- The paper introduces TVBench, a benchmark emphasizing hard temporal constraints to rigorously test video-language models’ temporal reasoning.
- It employs a template-based question design and balanced candidate answers to eliminate static and textual biases.
- Experimental results reveal that state-of-the-art models perform near random on TVBench, highlighting the critical need for genuine temporal understanding.
A New Temporal Benchmark for VideoLLMs: TVBench
Abstract
The paper "Lost in Time: A New Temporal Benchmark for VideoLLMs" introduces TVBench, a novel open-source benchmark designed to evaluate the temporal understanding capabilities of video-LLMs. This benchmark addresses significant shortcomings in existing video-language benchmarks, particularly MVBench, by emphasizing the necessity of temporal reasoning to solve video-related tasks. Through extensive evaluations, the authors highlight that current state-of-the-art models perform close to random on TVBench, underscoring the benchmark's ability to differentiate between models with genuine temporal reasoning capability.
Introduction
Video-LLMs have gained prominence by effectively leveraging advancements in both NLP and vision models to understand video content. However, evaluating these models is challenging, as many existing benchmarks, like MVBench, fail to adequately test temporal reasoning. MVBench, a widely-used benchmark, has been identified to have significant biases, allowing tasks to be solved with static information or textual cues without temporal understanding. These issues compromise its reliability in measuring genuine video comprehension and temporal reasoning.
Limitations of Existing Benchmarks
Existing video-language benchmarks suffer from several problems:
- Static Information Sufficiency: Tasks can often be solved using information from a single frame, rather than requiring analysis of the entire video sequence.
- Textual and World Knowledge Bias: Overly informative text allows models to answer questions correctly without relying on visual content. Prior world knowledge often compensates for the lack of video analysis.
- Unreliability in Open-Ended QA: Automatic evaluation using LLMs, like GPT-3.5, is prone to inconsistencies and hallucinations, leading to unreliable assessment of open-ended video QA tasks.
TVBench Design Principles
TVBench was developed to address these issues:
- Hard Temporal Constraints: The benchmark includes tasks with temporally challenging aspects, ensuring that answers cannot be deduced without analyzing the temporal sequence (Figure 1).
Figure 1: TVBench a temporal video-language benchmark. In TVBench, state-of-the-art text-only, image-based, and most video-LLMs perform close to random chance, with only the latest strong temporal models, such as Tarsier, outperforming the random baseline. In contrast to MVBench, the performance of these temporal models significantly drops when videos are reversed.
- Question and Candidate Design: Questions are generated using templates to eliminate textual bias, and candidate answers are balanced to avoid biases towards certain assumptions.
- Minimal World Knowledge Reliance: Tasks are designed so that answers rely solely on video content, not on external knowledge.
Evaluation and Results
The evaluation on TVBench reveals that many current video-LLMs, despite their state-of-the-art status in other benchmarks, perform at random chance level. Notably, the temporal models Tarsier and Gemini 1.5 Pro demonstrated superior performance, clearly surpassing random baselines due to their temporal reasoning capabilities.
- Text-Only and Image-Model Performance: These models perform at random chance level on TVBench, indicating a reliance on temporal understanding rather than static information or textual cues.

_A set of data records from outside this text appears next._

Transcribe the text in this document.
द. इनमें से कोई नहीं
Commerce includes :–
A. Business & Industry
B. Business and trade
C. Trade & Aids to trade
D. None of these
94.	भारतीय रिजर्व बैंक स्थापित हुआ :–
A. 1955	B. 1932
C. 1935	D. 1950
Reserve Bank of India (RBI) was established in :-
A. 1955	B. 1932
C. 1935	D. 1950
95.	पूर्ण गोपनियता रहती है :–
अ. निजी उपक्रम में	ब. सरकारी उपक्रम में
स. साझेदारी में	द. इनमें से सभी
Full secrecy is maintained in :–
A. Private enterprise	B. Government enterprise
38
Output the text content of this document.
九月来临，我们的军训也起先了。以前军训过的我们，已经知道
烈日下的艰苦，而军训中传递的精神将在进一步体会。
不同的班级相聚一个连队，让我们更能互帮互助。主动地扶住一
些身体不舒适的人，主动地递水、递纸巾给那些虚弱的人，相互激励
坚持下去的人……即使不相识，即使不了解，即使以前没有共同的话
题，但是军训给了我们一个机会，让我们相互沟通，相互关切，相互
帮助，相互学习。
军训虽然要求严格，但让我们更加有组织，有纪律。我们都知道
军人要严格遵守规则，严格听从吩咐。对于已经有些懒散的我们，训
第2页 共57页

- Impact of Video Shuffling and Reversing: Unlike their performance on MVBench, models experience a significant drop when videos are shuffled or reversed on TVBench, emphasizing the benchmark's effectiveness in temporal evaluation (Figures 2 and 3).
Figure 2: Spatial bias of MVBench video-language benchmark. We show different tasks of the MVBench benchmark and observe that the question can be answered without requiring any temporal understanding.
Figure 3: Textual bias of MVBench video-language benchmark. We show different tasks of MVBench and find that questions can be answered without taking the visual part into account.
Discussion
TVBench effectively highlights the limitations of current models and benchmarks in evaluating the temporal aspect of video understanding. The stark performance drop on TVBench compared to MVBench underscores the latter's inadequate temporal challenges. TVBench serves as a robust tool for future advancements in temporal video-LLM evaluation.
Conclusion
TVBench addresses critical shortcomings in existing benchmarks by focusing on temporal reasoning, providing a necessary tool for progressing video-LLM assessment. As video understanding models advance, TVBench can guide researchers in developing innovations that genuinely understand and reason through temporal video sequences, enhancing the field's evaluation standards.
Figure 4: Unreliability of open-ended video-language benchmarks. GPT 3.5 is commonly used as an evaluator of open-ended responses, here we use Llama 3 in a text-only setting to generate answers. GPT gives confusing accuracies and scores. Smiley emoji shows truthful or unreliable evaluation from GPT 3.5.